I hope it isn’t just me and someone reading this will recognise themselves in this too.
But it’s weird how, sometimes, you hear a band and first of all you remember how much they meant/mean to you, and second, you think: “why don’t I listen to them every damn day?”
Step forward, Therapy? You glorious trio.
Those early albums, man….they spoke to me in my teenage years. Before social distancing was a thing, they were the soundtrack for the socially distanced.
They were the band who wrote lyrics where you went “he didn’t just say that did he?” The thing is, Andy Cairns usually did. Like the start of “Trigger Inside”, who else writes: “Here comes a girl with perfect teeth/I bet she won’t be smiling at me/I know how Jeffry Dahmer feels”?
That’s why you either get Therapy? or you don’t. I am not sure there’s anyone who thinks the band are “alright”.
Which is why this “Greatest Hits” works so well. 12 of their “hits” fair enough (which means no “Potato Junkie”, which means I don’t have to walk about informing everyone that James Joyce is sorting out my female sibling – I don’t have a sister, so it’s probably for the best), but 12 re-recorded versions of the tunes, made at Abbey Road with Chris Sheldon who helmed most of their best stuff and worked on the fabulous return to form that was “Cleave” a couple of years ago.
And these aren’t versions where you wondered why they bothered.

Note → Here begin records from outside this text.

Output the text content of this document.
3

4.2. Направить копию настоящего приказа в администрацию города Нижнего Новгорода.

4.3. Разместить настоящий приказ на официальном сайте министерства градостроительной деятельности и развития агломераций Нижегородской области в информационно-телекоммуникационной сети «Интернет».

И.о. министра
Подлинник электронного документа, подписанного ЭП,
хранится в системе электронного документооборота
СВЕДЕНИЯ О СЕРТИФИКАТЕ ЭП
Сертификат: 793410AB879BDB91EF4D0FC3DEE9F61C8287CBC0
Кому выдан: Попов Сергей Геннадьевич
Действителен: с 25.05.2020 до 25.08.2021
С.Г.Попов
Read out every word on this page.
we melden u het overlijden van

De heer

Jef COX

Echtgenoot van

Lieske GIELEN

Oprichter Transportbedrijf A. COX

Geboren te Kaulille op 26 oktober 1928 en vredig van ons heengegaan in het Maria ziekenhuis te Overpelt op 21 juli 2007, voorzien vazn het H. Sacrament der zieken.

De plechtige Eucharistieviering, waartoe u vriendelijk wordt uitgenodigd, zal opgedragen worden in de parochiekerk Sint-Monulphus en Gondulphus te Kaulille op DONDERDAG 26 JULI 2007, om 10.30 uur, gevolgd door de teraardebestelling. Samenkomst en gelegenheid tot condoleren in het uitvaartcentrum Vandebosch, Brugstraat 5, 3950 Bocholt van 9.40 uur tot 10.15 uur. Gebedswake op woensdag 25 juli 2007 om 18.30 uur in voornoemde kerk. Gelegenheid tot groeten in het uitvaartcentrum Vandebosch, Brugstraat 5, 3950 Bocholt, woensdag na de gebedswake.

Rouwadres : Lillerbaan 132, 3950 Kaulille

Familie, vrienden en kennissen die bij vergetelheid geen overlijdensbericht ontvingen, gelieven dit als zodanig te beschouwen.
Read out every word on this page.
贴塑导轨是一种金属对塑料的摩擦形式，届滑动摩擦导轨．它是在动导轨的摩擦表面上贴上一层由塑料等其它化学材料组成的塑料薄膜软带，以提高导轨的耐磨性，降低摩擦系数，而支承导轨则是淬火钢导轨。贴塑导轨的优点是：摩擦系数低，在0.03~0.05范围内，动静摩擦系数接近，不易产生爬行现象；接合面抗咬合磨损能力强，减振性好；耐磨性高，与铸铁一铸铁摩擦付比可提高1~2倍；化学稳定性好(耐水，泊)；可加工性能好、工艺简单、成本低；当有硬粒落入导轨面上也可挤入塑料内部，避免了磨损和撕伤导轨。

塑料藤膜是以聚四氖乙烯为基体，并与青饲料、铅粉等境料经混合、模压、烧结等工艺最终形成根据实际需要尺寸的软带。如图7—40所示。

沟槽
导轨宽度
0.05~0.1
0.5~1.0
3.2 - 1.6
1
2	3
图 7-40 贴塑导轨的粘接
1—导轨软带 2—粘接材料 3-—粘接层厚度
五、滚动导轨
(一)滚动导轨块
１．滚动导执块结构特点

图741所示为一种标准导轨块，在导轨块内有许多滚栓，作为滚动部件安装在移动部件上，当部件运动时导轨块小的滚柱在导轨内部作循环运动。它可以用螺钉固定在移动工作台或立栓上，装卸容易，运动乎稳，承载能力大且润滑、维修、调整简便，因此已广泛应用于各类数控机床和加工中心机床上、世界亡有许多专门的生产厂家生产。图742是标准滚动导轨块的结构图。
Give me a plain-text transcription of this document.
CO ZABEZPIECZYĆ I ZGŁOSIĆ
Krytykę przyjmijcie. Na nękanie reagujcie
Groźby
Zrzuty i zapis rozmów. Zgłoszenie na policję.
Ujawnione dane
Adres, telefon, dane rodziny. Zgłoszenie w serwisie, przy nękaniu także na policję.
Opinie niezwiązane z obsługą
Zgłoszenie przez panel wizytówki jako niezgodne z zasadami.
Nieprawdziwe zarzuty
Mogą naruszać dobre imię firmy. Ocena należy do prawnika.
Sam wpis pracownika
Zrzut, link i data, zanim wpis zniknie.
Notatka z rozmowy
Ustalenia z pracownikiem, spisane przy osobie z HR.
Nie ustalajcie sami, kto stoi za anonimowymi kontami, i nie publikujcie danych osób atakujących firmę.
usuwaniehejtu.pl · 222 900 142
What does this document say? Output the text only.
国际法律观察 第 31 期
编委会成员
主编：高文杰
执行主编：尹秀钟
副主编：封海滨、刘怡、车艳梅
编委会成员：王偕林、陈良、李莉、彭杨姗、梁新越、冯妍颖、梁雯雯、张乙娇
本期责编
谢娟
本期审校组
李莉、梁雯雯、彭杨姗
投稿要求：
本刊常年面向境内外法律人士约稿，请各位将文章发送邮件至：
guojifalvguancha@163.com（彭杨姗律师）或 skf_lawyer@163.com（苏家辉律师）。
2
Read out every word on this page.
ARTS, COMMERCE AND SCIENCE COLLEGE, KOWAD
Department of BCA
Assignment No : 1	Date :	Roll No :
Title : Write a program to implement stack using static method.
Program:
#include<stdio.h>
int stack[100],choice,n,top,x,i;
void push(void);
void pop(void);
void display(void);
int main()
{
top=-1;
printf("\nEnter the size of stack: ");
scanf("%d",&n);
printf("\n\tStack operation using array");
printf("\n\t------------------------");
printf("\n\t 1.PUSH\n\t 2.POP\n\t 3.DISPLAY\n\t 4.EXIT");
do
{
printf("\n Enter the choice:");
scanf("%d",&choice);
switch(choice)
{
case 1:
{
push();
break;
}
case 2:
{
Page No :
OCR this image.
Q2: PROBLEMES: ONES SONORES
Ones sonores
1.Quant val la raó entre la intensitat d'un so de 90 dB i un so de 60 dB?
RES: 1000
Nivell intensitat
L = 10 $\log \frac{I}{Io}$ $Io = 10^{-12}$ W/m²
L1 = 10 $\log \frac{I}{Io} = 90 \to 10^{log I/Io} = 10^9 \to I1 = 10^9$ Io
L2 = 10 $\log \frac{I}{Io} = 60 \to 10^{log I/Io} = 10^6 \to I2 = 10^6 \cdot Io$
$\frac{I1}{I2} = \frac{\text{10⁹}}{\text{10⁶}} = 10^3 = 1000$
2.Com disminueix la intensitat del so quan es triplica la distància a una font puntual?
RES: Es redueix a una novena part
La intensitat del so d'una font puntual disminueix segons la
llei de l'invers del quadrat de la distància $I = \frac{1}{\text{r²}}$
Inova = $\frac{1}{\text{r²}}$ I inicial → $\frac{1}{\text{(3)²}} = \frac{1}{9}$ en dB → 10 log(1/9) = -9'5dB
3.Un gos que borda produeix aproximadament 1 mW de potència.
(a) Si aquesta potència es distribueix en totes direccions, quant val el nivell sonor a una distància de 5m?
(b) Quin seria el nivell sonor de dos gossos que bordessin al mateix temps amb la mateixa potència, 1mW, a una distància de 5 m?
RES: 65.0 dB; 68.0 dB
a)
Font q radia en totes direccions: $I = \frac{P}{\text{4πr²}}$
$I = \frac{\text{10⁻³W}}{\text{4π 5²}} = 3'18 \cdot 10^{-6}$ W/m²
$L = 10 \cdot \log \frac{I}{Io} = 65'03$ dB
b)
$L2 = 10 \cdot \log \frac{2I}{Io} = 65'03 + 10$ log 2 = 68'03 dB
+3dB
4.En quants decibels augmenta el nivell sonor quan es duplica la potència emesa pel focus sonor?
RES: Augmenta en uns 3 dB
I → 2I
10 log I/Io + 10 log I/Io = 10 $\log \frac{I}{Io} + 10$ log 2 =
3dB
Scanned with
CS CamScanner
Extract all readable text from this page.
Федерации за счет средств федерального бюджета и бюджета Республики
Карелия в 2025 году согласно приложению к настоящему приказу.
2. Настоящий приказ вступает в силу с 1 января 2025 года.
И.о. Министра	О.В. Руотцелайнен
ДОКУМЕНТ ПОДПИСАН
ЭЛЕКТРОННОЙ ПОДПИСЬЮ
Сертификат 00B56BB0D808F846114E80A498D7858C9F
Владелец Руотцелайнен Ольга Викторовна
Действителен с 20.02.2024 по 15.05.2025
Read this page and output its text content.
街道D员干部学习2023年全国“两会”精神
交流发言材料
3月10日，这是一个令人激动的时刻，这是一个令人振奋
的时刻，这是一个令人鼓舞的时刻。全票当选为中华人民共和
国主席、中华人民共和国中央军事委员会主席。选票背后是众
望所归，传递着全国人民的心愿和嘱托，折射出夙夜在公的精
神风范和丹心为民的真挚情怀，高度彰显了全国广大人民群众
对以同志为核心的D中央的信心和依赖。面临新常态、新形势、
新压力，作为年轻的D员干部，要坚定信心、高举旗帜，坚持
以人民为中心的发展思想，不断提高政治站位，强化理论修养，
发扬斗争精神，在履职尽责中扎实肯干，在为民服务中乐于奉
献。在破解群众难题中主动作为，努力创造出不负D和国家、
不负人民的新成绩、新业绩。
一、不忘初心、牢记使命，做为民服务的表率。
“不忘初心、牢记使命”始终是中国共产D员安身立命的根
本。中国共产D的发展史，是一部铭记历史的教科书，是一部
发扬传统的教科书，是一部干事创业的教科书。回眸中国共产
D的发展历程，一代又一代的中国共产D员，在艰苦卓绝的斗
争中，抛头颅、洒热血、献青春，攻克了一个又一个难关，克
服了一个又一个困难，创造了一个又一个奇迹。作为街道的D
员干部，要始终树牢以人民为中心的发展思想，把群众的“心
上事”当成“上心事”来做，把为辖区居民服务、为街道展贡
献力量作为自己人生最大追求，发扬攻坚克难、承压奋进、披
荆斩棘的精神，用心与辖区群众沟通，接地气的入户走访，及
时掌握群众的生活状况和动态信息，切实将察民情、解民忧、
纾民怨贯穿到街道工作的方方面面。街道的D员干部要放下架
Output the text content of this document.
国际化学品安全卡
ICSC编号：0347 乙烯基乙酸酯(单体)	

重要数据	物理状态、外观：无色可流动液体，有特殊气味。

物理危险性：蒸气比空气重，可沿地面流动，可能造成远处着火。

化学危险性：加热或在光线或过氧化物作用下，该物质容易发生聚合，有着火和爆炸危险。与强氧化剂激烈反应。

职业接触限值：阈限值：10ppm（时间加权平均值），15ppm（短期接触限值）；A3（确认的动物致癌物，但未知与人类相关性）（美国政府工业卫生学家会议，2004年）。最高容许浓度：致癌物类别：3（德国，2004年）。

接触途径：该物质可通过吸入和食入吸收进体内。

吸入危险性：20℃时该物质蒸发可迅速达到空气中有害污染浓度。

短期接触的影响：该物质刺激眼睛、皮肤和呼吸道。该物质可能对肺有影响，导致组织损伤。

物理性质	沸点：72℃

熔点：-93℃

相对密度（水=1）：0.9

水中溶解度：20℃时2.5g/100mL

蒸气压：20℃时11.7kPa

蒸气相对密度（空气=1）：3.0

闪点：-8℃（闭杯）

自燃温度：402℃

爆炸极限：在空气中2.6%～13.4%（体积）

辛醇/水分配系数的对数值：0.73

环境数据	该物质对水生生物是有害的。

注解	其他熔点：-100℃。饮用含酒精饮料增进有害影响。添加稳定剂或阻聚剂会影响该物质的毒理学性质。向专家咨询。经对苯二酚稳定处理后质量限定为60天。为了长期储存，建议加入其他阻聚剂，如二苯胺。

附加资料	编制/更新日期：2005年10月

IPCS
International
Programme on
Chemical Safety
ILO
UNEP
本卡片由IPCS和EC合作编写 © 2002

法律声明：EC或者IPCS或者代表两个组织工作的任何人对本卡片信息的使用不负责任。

Instead, this sounds like Therapy? recording them in 2020.
Done in chronological order, there is nothing from before ‘92, “Teethgrinder” kicks things off, and Neil Cooper’s drums here have a slightly different sound to those of Fyfe Ewing on the original (Cooper has been their drummer for 18 years now) and then “Screamager”. This was the one. The one that sent a certain type of kid mental back in the day. Yes Helen Barlow (names not changed) you might have turned me down in 1994, but I had my rejection anthem: “screw that, forget about that” before admitting “I have nothing to do, but hang around and get screwed up on you….” Oddly seeing as I am now writing this in the Coronavirus age, I really to have nothing do get on with….
Then “Opal Mantra”. A non album thing. But, yep. “I never really cared about you, I never really got to thinking about you,” always seemed like an ace put down. And I’ll say right now, that along with Ricky Warwick, I don’t think there’s ever been a better writer of sloganeering lyrics than Cairns.
“Turn” – which like “…Mantra” was on early EP, is given a sweet and subtle makeover, before a clutch of hits. I am not a clubber, never was, but I don’t want to live in a world where “Nowhere” wouldn’t fill a dancefloor or where “Die Laughing” doesn’t cause me to scream “I think I’ve gone insane” at the top of my lungs (here it is a duet with the Manics’ James Dean Bradfield, and works marvellously).
Now, I’ve read reviews that have concluded that their 1995 album “Infernal Love” was “self-indulgent”. I disagree, but either way it does have my favourite song by the band on, and “Loose” sounds superb in this form. The biggest change, though, is reserved for “Diane” – another “….Love” classic. The Husker Du cover was a haunting violin based thing on the original Therapy? version, but here it sounds like you sort of want a Therapy song to sound.
“Church Of Noise” is welcome too. The “Semi-Detached” album was always underrated in my book, and that and “Lonely Cryin’ Only” both prove their class here – and that’s it, there is nothing from the 2000s here, hopefully they’ll do something like this with that output though, because whilst it might have been past their commercial peak, there was some nasty, gnarly, bleak shit going on with those releases, and some of them were fabulous.
So is this essential? Probably not, and if you wanted to introduce someone new to the sheer genius of the band, then you’d probably start with “Troublegum” from 1994 and not here, but whatever, for a long time fan this new vision, as it were, is fabulous and 12 songs that prove whilst “Happy people have no stories” bleak, twisted black humour makes for incredible music.